Why are criminal laws made?
Why are they broken? How do we, and how
should we, react to the breaking of criminal
laws? These three questions are the stuff
of criminology. They also occupy a central
and controversial place in public and political
debates about the condition and future of
contemporary liberal democratic societies.
This course provides students with the chance
to study them in depth. Criminology offers
students an opportunity to study crime and the
ways in which it is dealt with by the criminal
justice and penal systems. It enables students
to explore the nature of crime and its control
by examining the issues at stake using the
resources of legal, penal, and social theory. It
also offers students the chance to think about
crime as a social phenomenon and to explore,
using criminological research and analysis,
how criminal justice and penal systems
operate in practice.

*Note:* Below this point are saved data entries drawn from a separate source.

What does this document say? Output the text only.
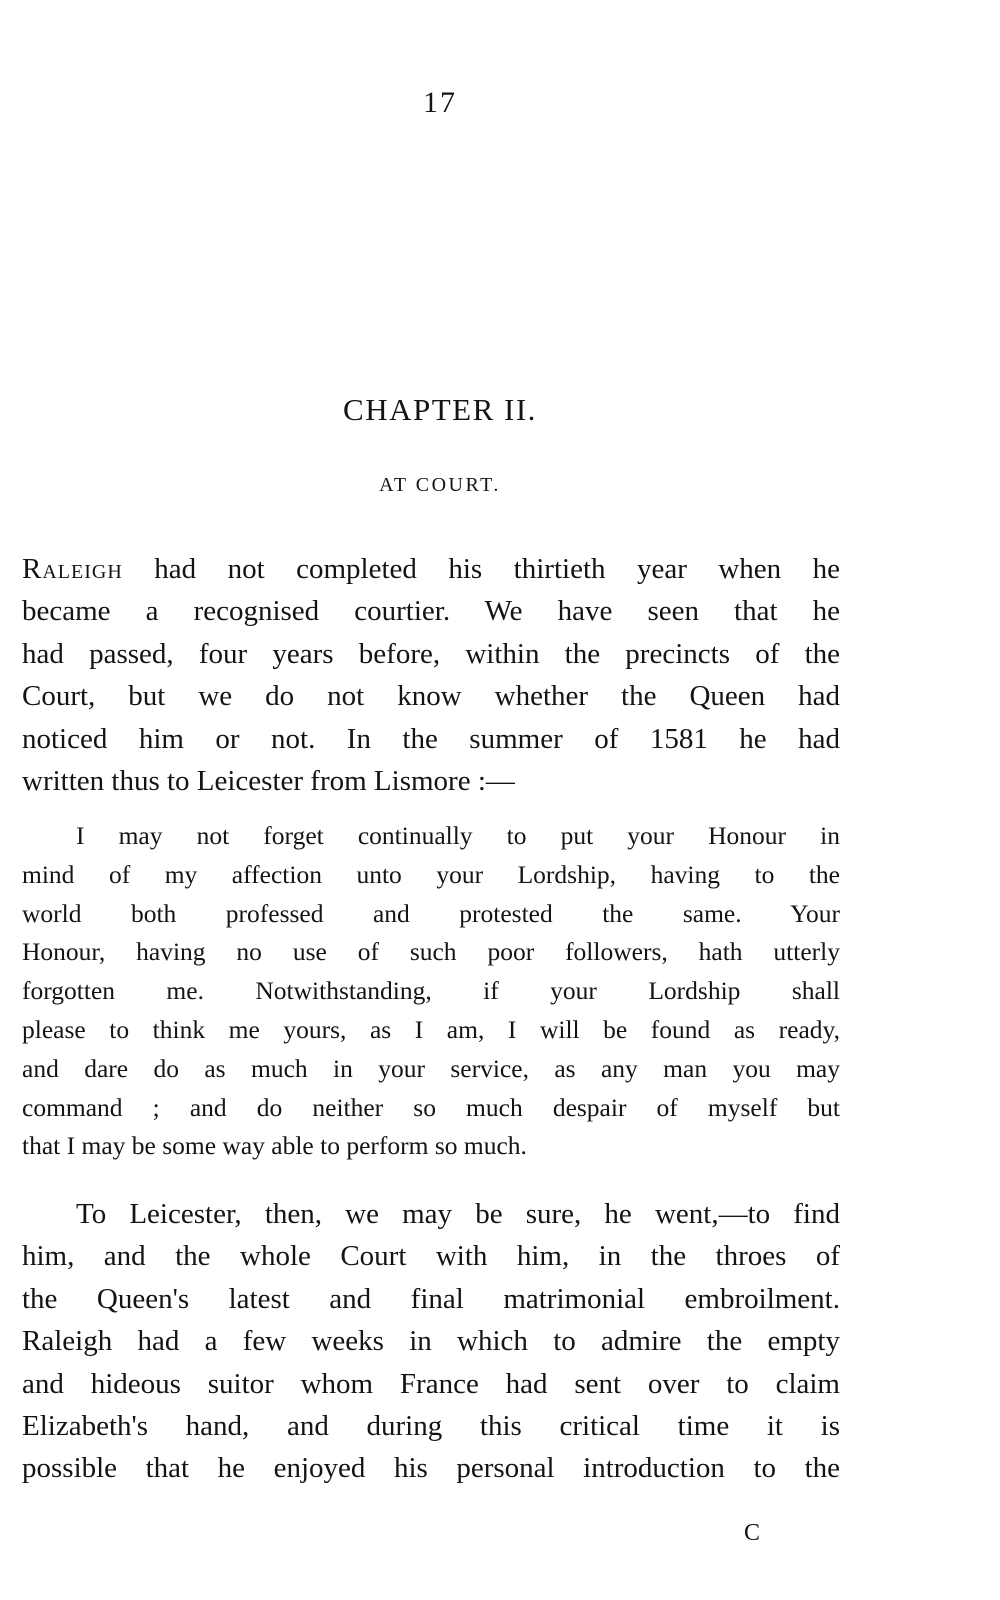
17
CHAPTER II.
AT COURT.
Raleigh had not completed his thirtieth year when he
became a recognised courtier. We have seen that he
had passed, four years before, within the precincts of the
Court, but we do not know whether the Queen had
noticed him or not. In the summer of 1581 he had
written thus to Leicester from Lismore :—
I may not forget continually to put your Honour in
mind of my affection unto your Lordship, having to the
world both professed and protested the same. Your
Honour, having no use of such poor followers, hath utterly
forgotten me. Notwithstanding, if your Lordship shall
please to think me yours, as I am, I will be found as ready,
and dare do as much in your service, as any man you may
command ; and do neither so much despair of myself but
that I may be some way able to perform so much.
To Leicester, then, we may be sure, he went,—to find
him, and the whole Court with him, in the throes of
the Queen's latest and final matrimonial embroilment.
Raleigh had a few weeks in which to admire the empty
and hideous suitor whom France had sent over to claim
Elizabeth's hand, and during this critical time it is
possible that he enjoyed his personal introduction to the
C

This course focuses also
on the law and policy of incarceration, the
“back end” of the criminal justice system. The
central questions are: As a legal matter, what
obligation does the state have toward those
it incarcerates? And given legal limits, how
should we run the prisons?
Topics to be covered include:
The history of prisoners’ rights litigation;
- The scope of prisoners’ constitutional
rights; and
- The prison disciplinary process; conditions
of confinement; medical care; and
problems of prison rape and overcrowding.
Language of Instruction: English (legal terms,
however, are also given in Arabic and French).